Personal information
- Born: 8 May 2000 (age 25) Kongsberg, Norway
- Listed height: 2.01 m (6 ft 7 in)

Career information
- High school: Oak Hill Academy (Mouth of Wilson, Virginia); Sunrise Christian Academy (Bel Aire, Kansas);
- College: UAB (2020–2021); Long Beach State (2021–2023);
- NBA draft: 2024: undrafted
- Playing career: 2016–present

Career history
- 2016–2018: Kongsberg Miners
- 2023–2024: Kongsberg Miners
- 2024: South West Metro Pirates
- 2024–2025: BBC Coburg [de]
- 2025: Kongsberg Miners
- 2025–2026: Kouvot
- 2026–present: Hestia Menorca

= Tobias Rotegård =

Norwegian-American basketball player, born 2000

Tobias Rotegård (born 8 May 2000) is a Norwegian professional basketball player who plays for Hestia Menorca of the Spanish Primera FEB. He has also played for the Norway men's national basketball team.

==Early life==
When growing up, Rotegård played in a same youth team with his cousin Kristian Sjolund.

==Professional career==
After starting his senior career in his native Norway, Rotegård has played in Australia and Germany.
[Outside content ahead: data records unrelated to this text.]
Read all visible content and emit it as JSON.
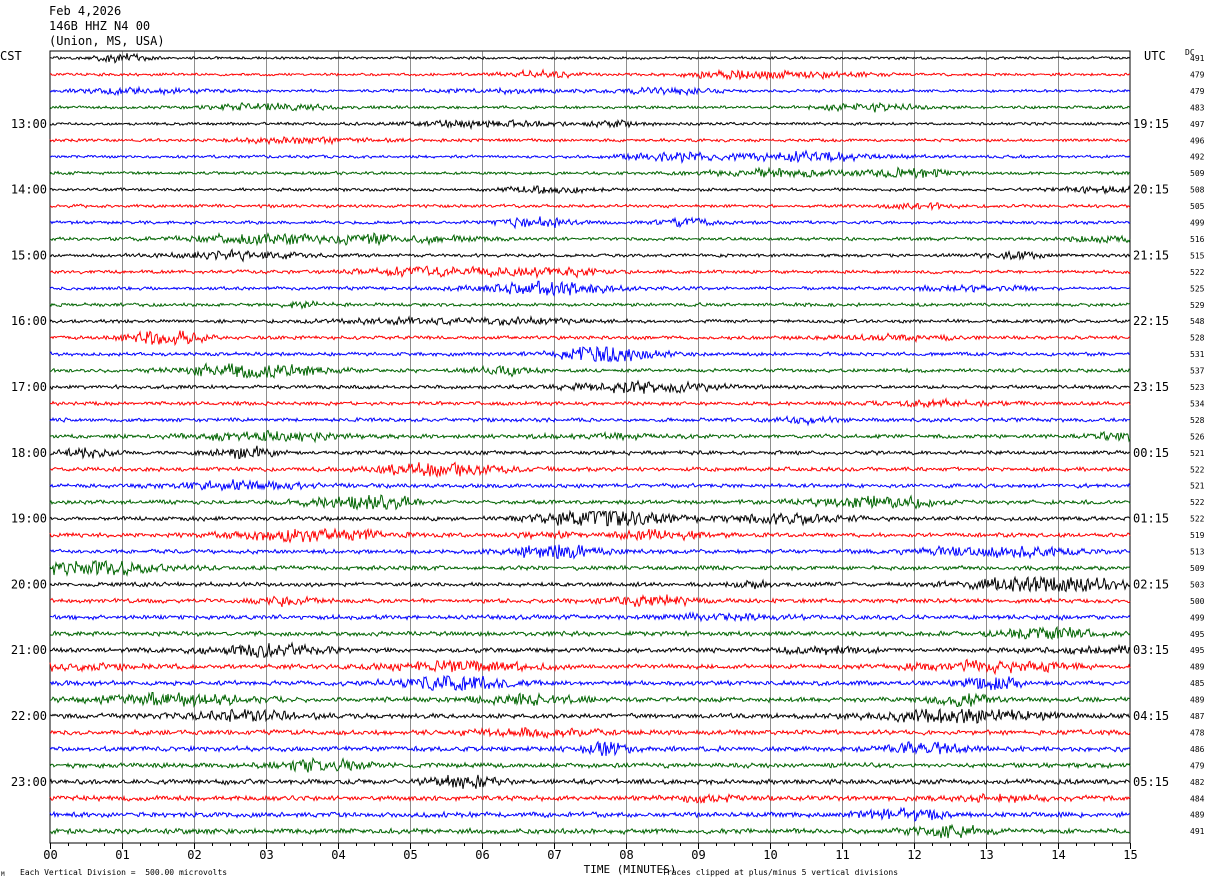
{
  "header": {
    "date": "Feb 4,2026",
    "station": "146B HHZ N4 00",
    "location": "(Union, MS, USA)"
  },
  "labels": {
    "left_tz": "CST",
    "right_tz": "UTC",
    "dc": "DC",
    "footer_scale": "Each Vertical Division =  500.00 microvolts",
    "footer_clip": "Traces clipped at plus/minus 5 vertical divisions",
    "mark": "M"
  },
  "chart_data": {
    "type": "line",
    "xlabel": "TIME (MINUTES)",
    "xlim": [
      0,
      15
    ],
    "x_ticks": [
      "00",
      "01",
      "02",
      "03",
      "04",
      "05",
      "06",
      "07",
      "08",
      "09",
      "10",
      "11",
      "12",
      "13",
      "14",
      "15"
    ],
    "trace_colors": [
      "#000000",
      "#ff0000",
      "#0000ff",
      "#006400"
    ],
    "left_hour_labels": [
      "13:00",
      "14:00",
      "15:00",
      "16:00",
      "17:00",
      "18:00",
      "19:00",
      "20:00",
      "21:00",
      "22:00",
      "23:00"
    ],
    "right_hour_labels": [
      "19:15",
      "20:15",
      "21:15",
      "22:15",
      "23:15",
      "00:15",
      "01:15",
      "02:15",
      "03:15",
      "04:15",
      "05:15"
    ],
    "dc_offsets": [
      491,
      479,
      479,
      483,
      497,
      496,
      492,
      509,
      508,
      505,
      499,
      516,
      515,
      522,
      525,
      529,
      548,
      528,
      531,
      537,
      523,
      534,
      528,
      526,
      521,
      522,
      521,
      522,
      522,
      519,
      513,
      509,
      503,
      500,
      499,
      495,
      495,
      489,
      485,
      489,
      487,
      478,
      486,
      479,
      482,
      484,
      489,
      491
    ]
  }
}
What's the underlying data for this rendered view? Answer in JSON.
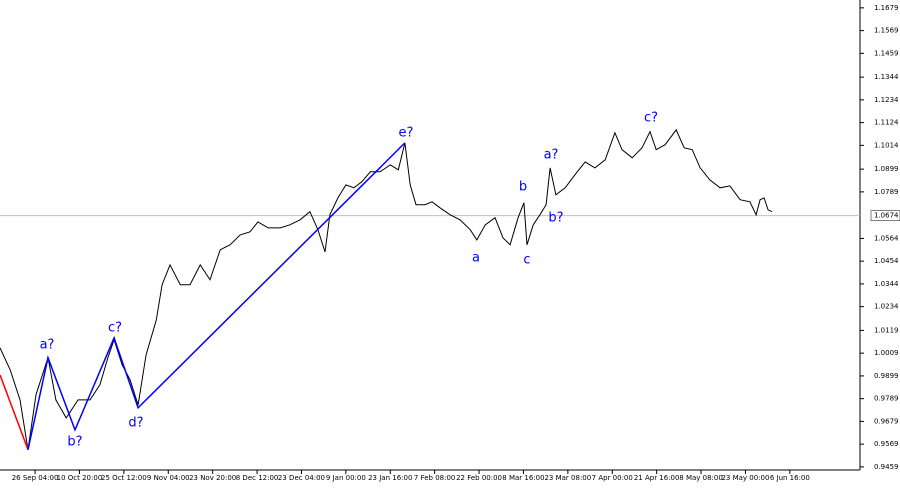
{
  "chart_data": {
    "type": "line",
    "xlim": [
      0.21,
      19.58
    ],
    "ylim": [
      0.9444,
      1.1717
    ],
    "yticks": [
      0.9459,
      0.9569,
      0.9679,
      0.9789,
      0.9899,
      1.0009,
      1.0119,
      1.0234,
      1.0344,
      1.0454,
      1.0564,
      1.0789,
      1.0899,
      1.1014,
      1.1124,
      1.1234,
      1.1344,
      1.1459,
      1.1569,
      1.1679
    ],
    "xticks": [
      {
        "value": 1,
        "label": "26 Sep 04:00"
      },
      {
        "value": 2,
        "label": "10 Oct 20:00"
      },
      {
        "value": 3,
        "label": "25 Oct 12:00"
      },
      {
        "value": 4,
        "label": "9 Nov 04:00"
      },
      {
        "value": 5,
        "label": "23 Nov 20:00"
      },
      {
        "value": 6,
        "label": "8 Dec 12:00"
      },
      {
        "value": 7,
        "label": "23 Dec 04:00"
      },
      {
        "value": 8,
        "label": "9 Jan 00:00"
      },
      {
        "value": 9,
        "label": "23 Jan 16:00"
      },
      {
        "value": 10,
        "label": "7 Feb 08:00"
      },
      {
        "value": 11,
        "label": "22 Feb 00:00"
      },
      {
        "value": 12,
        "label": "8 Mar 16:00"
      },
      {
        "value": 13,
        "label": "23 Mar 08:00"
      },
      {
        "value": 14,
        "label": "7 Apr 00:00"
      },
      {
        "value": 15,
        "label": "21 Apr 16:00"
      },
      {
        "value": 16,
        "label": "8 May 08:00"
      },
      {
        "value": 17,
        "label": "23 May 00:00"
      },
      {
        "value": 18,
        "label": "6 Jun 16:00"
      }
    ],
    "current_price": 1.0674,
    "series": [
      {
        "color": "#000000",
        "x": [
          0.21,
          0.44,
          0.66,
          0.84,
          1.02,
          1.29,
          1.47,
          1.7,
          1.97,
          2.24,
          2.46,
          2.64,
          2.78,
          2.96,
          3.14,
          3.32,
          3.5,
          3.73,
          3.86,
          4.04,
          4.27,
          4.49,
          4.72,
          4.94,
          5.17,
          5.39,
          5.62,
          5.84,
          6.02,
          6.25,
          6.52,
          6.74,
          6.97,
          7.19,
          7.37,
          7.53,
          7.64,
          7.82,
          8.0,
          8.18,
          8.36,
          8.55,
          8.77,
          9.0,
          9.18,
          9.33,
          9.45,
          9.58,
          9.78,
          9.94,
          10.12,
          10.35,
          10.57,
          10.8,
          10.95,
          11.14,
          11.36,
          11.54,
          11.7,
          11.88,
          12.01,
          12.08,
          12.22,
          12.37,
          12.51,
          12.6,
          12.73,
          12.94,
          13.16,
          13.39,
          13.61,
          13.84,
          14.06,
          14.22,
          14.45,
          14.67,
          14.85,
          14.99,
          15.19,
          15.44,
          15.62,
          15.8,
          15.98,
          16.2,
          16.43,
          16.65,
          16.88,
          17.1,
          17.24,
          17.33,
          17.42,
          17.51,
          17.6
        ],
        "values": [
          1.0035,
          0.9928,
          0.9783,
          0.9542,
          0.9808,
          0.9987,
          0.9783,
          0.9696,
          0.9783,
          0.9783,
          0.9856,
          0.9987,
          1.0074,
          0.9953,
          0.988,
          0.9759,
          1.0001,
          1.017,
          1.034,
          1.0436,
          1.034,
          1.034,
          1.0436,
          1.0364,
          1.0509,
          1.0533,
          1.0581,
          1.0596,
          1.0644,
          1.0615,
          1.0615,
          1.063,
          1.0654,
          1.0693,
          1.0606,
          1.0499,
          1.0678,
          1.076,
          1.0823,
          1.0809,
          1.0838,
          1.0886,
          1.0886,
          1.092,
          1.0896,
          1.1026,
          1.0823,
          1.0727,
          1.0727,
          1.0741,
          1.0712,
          1.0678,
          1.0654,
          1.0606,
          1.0557,
          1.063,
          1.0664,
          1.0567,
          1.0533,
          1.0664,
          1.0736,
          1.0533,
          1.063,
          1.0678,
          1.0727,
          1.0905,
          1.0775,
          1.0809,
          1.0872,
          1.0934,
          1.0905,
          1.0944,
          1.1075,
          1.0993,
          1.0954,
          1.1002,
          1.108,
          1.0993,
          1.1017,
          1.1089,
          1.1002,
          1.0993,
          1.0905,
          1.0847,
          1.0809,
          1.0818,
          1.0751,
          1.0741,
          1.0678,
          1.0751,
          1.076,
          1.0702,
          1.0693
        ]
      },
      {
        "color": "#ff0000",
        "x": [
          0.21,
          0.84
        ],
        "values": [
          0.9904,
          0.9542
        ]
      },
      {
        "color": "#0000ff",
        "x": [
          0.84,
          1.29,
          1.9,
          2.78,
          3.32,
          9.33
        ],
        "values": [
          0.9542,
          0.9987,
          0.9638,
          1.0083,
          0.9745,
          1.1026
        ]
      }
    ],
    "annotations": [
      "a?",
      "b?",
      "c?",
      "d?",
      "e?",
      "a",
      "b",
      "c",
      "a?",
      "b?",
      "c?"
    ]
  }
}
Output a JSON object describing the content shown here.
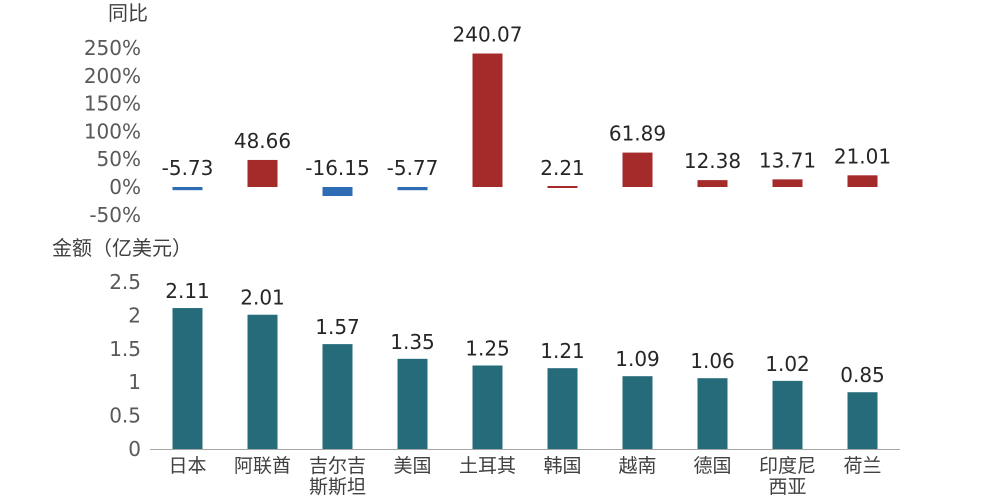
{
  "chart_data": [
    {
      "type": "bar",
      "ylabel": "同比",
      "ylim": [
        -50,
        250
      ],
      "yticks": [
        "250%",
        "200%",
        "150%",
        "100%",
        "50%",
        "0%",
        "-50%"
      ],
      "ytick_values": [
        250,
        200,
        150,
        100,
        50,
        0,
        -50
      ],
      "categories": [
        "日本",
        "阿联酋",
        "吉尔吉斯斯坦",
        "美国",
        "土耳其",
        "韩国",
        "越南",
        "德国",
        "印度尼西亚",
        "荷兰"
      ],
      "values": [
        -5.73,
        48.66,
        -16.15,
        -5.77,
        240.07,
        2.21,
        61.89,
        12.38,
        13.71,
        21.01
      ],
      "data_labels": [
        "-5.73",
        "48.66",
        "-16.15",
        "-5.77",
        "240.07",
        "2.21",
        "61.89",
        "12.38",
        "13.71",
        "21.01"
      ],
      "colors": {
        "positive": "#A52A2A",
        "negative": "#2E6DB4"
      }
    },
    {
      "type": "bar",
      "ylabel": "金额（亿美元）",
      "ylim": [
        0,
        2.5
      ],
      "yticks": [
        "2.5",
        "2",
        "1.5",
        "1",
        "0.5",
        "0"
      ],
      "ytick_values": [
        2.5,
        2,
        1.5,
        1,
        0.5,
        0
      ],
      "categories": [
        "日本",
        "阿联酋",
        "吉尔吉斯斯坦",
        "美国",
        "土耳其",
        "韩国",
        "越南",
        "德国",
        "印度尼西亚",
        "荷兰"
      ],
      "category_lines": [
        [
          "日本"
        ],
        [
          "阿联酋"
        ],
        [
          "吉尔吉",
          "斯斯坦"
        ],
        [
          "美国"
        ],
        [
          "土耳其"
        ],
        [
          "韩国"
        ],
        [
          "越南"
        ],
        [
          "德国"
        ],
        [
          "印度尼",
          "西亚"
        ],
        [
          "荷兰"
        ]
      ],
      "values": [
        2.11,
        2.01,
        1.57,
        1.35,
        1.25,
        1.21,
        1.09,
        1.06,
        1.02,
        0.85
      ],
      "data_labels": [
        "2.11",
        "2.01",
        "1.57",
        "1.35",
        "1.25",
        "1.21",
        "1.09",
        "1.06",
        "1.02",
        "0.85"
      ],
      "colors": {
        "bar": "#266B7A",
        "axis": "#A6A6A6"
      }
    }
  ]
}
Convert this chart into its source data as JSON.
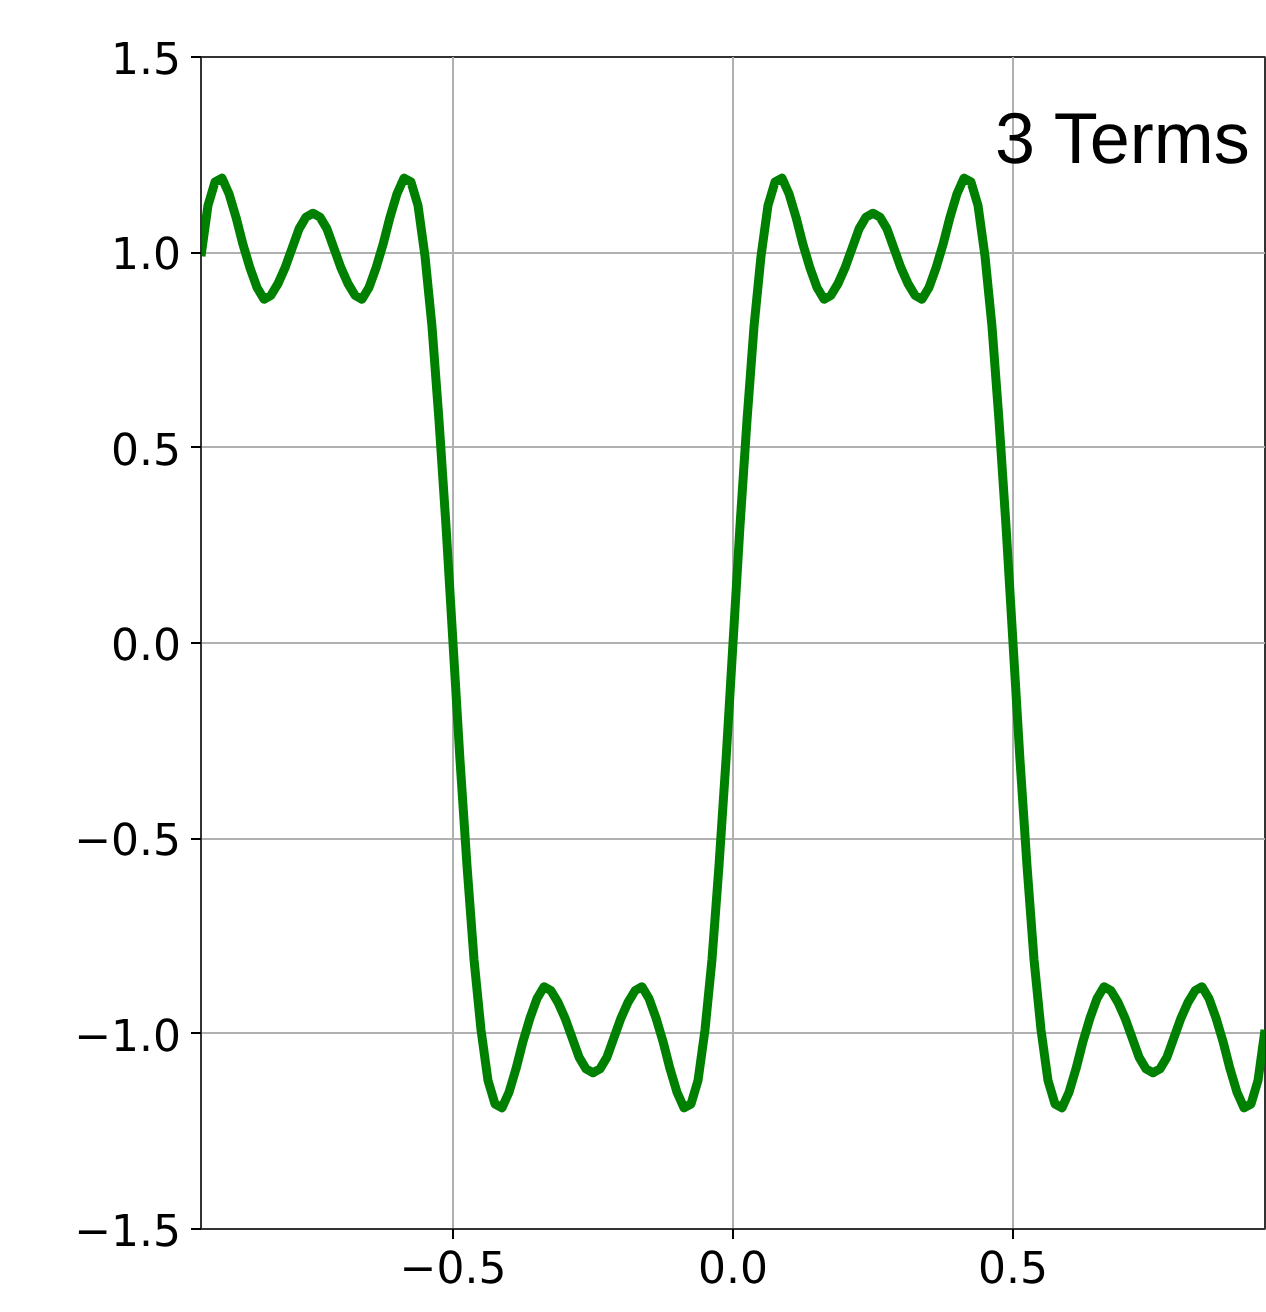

In late-September 2025, he moved to Finland after signing with Korisliiga team Kouvot for the 2025–26 season. On April 2, 2026, he signed for Hestia Menorca of the Spanish Primera FEB.

==National team career==
Rotegård is a former Norwegian youth international at U16 and U18 levels.

He has represented the Norway senior national team at the EuroBasket 2025 pre-qualifiers and 2027 FIBA World Cup pre-qualifiers, reuniting with his cousin Sjolund.